Steadman Stahl, president of Miami-Dade’s Police Benevolent Associatio­n, said he regretted it took so long for the state attorney to reach a conclusion, but Green had “no recourse” but to fire his weapon at Foster.

“Officer Green had to fire his gun. He feared for his life,” said Stahl.

In July, the family filed a wrongful death lawsuit against Homestead and Green asking for a jury trial and arguing excessive force was used against Foster, who family members said was walking back from a Dollar Store after buying food for his dog. The case gained steam over the summer when a former prosecutor running against Miami-Dade State Attorney Katherine Fernandez Rundle took up the family’s cause and marched with them, blasting the state attorney for refusing to charge police in shooting deaths over the past three decades.

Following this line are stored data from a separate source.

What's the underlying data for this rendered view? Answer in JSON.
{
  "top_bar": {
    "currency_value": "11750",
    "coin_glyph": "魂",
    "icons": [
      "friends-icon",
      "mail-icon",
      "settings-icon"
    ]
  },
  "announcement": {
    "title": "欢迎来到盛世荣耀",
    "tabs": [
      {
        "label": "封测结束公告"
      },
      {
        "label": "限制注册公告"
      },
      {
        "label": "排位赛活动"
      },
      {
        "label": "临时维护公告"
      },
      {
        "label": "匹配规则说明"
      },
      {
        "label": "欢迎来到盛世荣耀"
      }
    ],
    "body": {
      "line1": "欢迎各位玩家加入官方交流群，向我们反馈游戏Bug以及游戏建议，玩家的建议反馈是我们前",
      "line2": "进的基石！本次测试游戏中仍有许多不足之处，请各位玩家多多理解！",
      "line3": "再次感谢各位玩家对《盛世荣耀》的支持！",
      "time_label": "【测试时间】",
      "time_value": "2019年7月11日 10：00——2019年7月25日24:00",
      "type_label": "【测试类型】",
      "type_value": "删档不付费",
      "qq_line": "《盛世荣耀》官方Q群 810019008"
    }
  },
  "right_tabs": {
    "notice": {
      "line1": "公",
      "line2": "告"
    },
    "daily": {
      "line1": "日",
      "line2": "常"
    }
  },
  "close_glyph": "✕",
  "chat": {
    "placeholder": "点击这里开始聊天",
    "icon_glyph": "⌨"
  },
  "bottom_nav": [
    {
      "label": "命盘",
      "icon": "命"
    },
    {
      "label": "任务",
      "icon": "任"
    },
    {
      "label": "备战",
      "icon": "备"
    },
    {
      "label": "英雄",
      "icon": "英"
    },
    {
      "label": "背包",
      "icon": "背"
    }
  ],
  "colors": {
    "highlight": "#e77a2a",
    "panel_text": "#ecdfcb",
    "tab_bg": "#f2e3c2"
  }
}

Fernandez Rundle won the August election handily.

Green told investigat­ors he had no choice but to fire his weapon at Foster on

July 16, 2015, because Foster refused orders to drop his weapon and get on the ground. Green said when he spotted Foster, the man pulled a gun from his waistband and took off. He followed Foster, a 32-year-old father of six, in his patrol car and shot when he said Foster pointed the gun at him. Miami-Dade Fire Rescue workers who tried to revive Foster found a 9 mm Sig Sauer handgun on the ground near him.

Foster was shot multiple times, including several times in his back, family members said. Family attorney Michael Pizzi said he has pictures showing Foster was shot five times in the back part of his body.

“If he turned the gun toward the police officer, why was he shot in the back?” Pizzi asked.

Foster’s shooting death was Green’s third deadly shooting while on duty in 11 years. He was cleared in the two previous fatal shootings. And Foster, whose nickname is “Butch” and who had previous conviction­s for burglary and drug possession, was on probation for attempted murder and armed robbery when he was killed.

Green, 48, is a 26-year veteran who in 2005 shot and killed an unarmed man named Jason Williams during a struggle outside a convenienc­e store. He claimed Williams was reaching for his gun. Prosecutor­s cleared him of any wrongdoing. Two years later he shot and killed Anthony Cinotti, a convicted murderer who police believe was trying to woo back his girlfriend. Green said he shot Cinotti after he pulled out a knife and stabbed his girlfriend and her 11-year-old son. Again, Green was cleared of any wrongdoing.

A year later, in 2008, Green fired his weapon again. This time he shot at a burglary suspect in what was described as an armed robbery. The suspect was shot twice in the stomach and survived. During the incident, a K9 German Shepherd named Bart was shot in the leg, but lived.

Stahl, the union president, said Green’s multiple shootings were the unfortunat­e result of geography.

“There are parts of Homestead that are very dangerous,” Stahl said. “Officer Green is an active police officer. Unfortunat­ely, there are things he had to encounter.”

Green is also a decorated police officer who began his career with the department as an explorer in 1990. He served as a dispatcher, a field training officer and on the department’s K9 unit. In May 2014, he received Homestead Officer of the Month from the mayor. The mayor lauded Green for his 11 arrests, and seizure of 37 marijuana plants worth almost $100,000 during a bust in February of that year.

State records show Foster had several arrests and conviction­s dating back to 2009. In 2012 he accepted a plea deal for a shooting in which he was jailed for 364 days and on probation for five years. The probationa­ry period was troublesom­e for Foster, who in 2014 refused to give a urine test to check for drugs, walking out of the probation office.

He was later arrested and claimed “he took a hit off a joint when he was laid off from his job and begged for a chance.” Ultimately, Foster was returned to probation. Then in January 2015 he was arrested again. This time after his girlfriend of two years claimed Foster “grabbed her by the hair and slammed her on the bed,” holding her there for three or four minutes. He was charged with battery and false imprisonme­nt, though the charges were later dropped.